What did your research look like for this book?
MLH: I literally have a milk crate full of notes. The first part of the research was just looking at each different genre of music that it came from—West African traditional music, work songs, or field hollers, and looking at spirituals and the blues, and looking at how those sounds and those things came from, and then how they, in essence, are responsible for all American music, if you look at it. Looking at rock ‘n’ roll, which was just another name for rhythm and blues. A reporter from Rolling Stone coined the phrase to distinguish between the Black music that was happening and the white music that was happening.
Micah Salkind wrote a book a few years ago about Chicago house music called Do You Remember House? Chicago’s Queer of Color Undergrounds, and one of the most amazing things that came out of that project, though, is that he did a bunch of interviews and oral histories with folks that are now at the Columbia College archive. It’s helpful to have those voices because there are so many people I couldn’t interview or whose interviews didn’t make the book because I only had a certain amount of space.

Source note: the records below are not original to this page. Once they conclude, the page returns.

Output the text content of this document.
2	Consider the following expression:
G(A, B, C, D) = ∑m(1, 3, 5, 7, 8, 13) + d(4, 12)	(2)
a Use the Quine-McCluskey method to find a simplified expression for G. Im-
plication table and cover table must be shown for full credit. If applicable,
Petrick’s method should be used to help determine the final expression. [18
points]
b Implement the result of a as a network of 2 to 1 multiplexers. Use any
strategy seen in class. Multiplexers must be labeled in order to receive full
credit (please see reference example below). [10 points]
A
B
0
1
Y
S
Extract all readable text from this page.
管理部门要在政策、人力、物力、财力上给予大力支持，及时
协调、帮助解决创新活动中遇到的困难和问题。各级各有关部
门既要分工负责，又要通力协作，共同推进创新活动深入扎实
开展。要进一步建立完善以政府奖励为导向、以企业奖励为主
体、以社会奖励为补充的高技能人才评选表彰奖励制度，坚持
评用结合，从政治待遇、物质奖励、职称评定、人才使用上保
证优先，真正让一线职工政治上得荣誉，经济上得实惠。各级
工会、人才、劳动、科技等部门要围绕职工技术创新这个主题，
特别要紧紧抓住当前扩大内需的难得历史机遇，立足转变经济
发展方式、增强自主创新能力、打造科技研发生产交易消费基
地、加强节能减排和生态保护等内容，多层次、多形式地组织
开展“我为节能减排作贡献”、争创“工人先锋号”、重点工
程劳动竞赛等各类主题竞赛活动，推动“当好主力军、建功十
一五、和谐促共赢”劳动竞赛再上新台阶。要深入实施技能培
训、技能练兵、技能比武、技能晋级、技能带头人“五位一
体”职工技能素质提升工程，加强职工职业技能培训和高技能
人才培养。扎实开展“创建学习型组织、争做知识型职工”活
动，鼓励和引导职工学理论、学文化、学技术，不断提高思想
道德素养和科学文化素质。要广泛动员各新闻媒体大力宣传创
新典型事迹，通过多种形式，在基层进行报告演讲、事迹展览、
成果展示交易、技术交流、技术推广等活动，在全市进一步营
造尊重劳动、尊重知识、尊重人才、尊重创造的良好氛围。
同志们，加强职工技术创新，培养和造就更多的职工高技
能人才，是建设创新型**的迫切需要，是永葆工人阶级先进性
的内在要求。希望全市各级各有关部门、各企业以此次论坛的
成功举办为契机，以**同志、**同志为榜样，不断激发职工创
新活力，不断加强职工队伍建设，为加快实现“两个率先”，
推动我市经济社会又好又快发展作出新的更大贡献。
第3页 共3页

It was fun to dig deeper into that and learn some new things myself.
But I was also very nervous about writing this book because it’s Chicago, and this is our stuff, so I wanted to get it right — as right as possible. I wrote this book for Chicago, and I want Chicagoans to like it. I hope it generates discussion because there were things that we got into that there wasn’t enough space in the book to talk about, like the Black body and how that is represented, and how we move within the house community, and how that’s different in other places that we might move within Chicago.
Do you think house music could be plucked out of those roots and be a product otherwise?
MLH: I don’t think it can ever be plucked out because it’s in us, right? It’s in all of us. We will always have spaces for us somewhere. There are people who are part of the community that will always, continually create spaces for us because those spaces are still necessary because the Black body is still being policed, right? We’re going to always have our spaces. However, when you have Drake and Beyoncé, and people commercializing that music or a culture, it’s always going to have these other branches that attempt to co-opt it, but house music is free, so she’s never going to be able to be caged or captured. There’ll be those commercialized factions, those city-sanctioned factions, and they’ll still be wild-ass parties in somebody’s backyard or some other underground club. So, I’m not worried about her. I think she’ll do just fine.
What do you hope readers take away from reading this book?
MLH: I hope that it gets some people who don’t know about house music or who have never experienced a house music party to come to Chicago because it’s different. It’s like when you listen to jazz or bounce in New Orleans. House music in Chicago is very different from house music anywhere else, hands down. I hope it will inspire people with the spirit of it, the community, the love, the self-acceptance, and the freedom part of it. I hope it makes people smile and sparks some discussion or arguments. That’s good, too.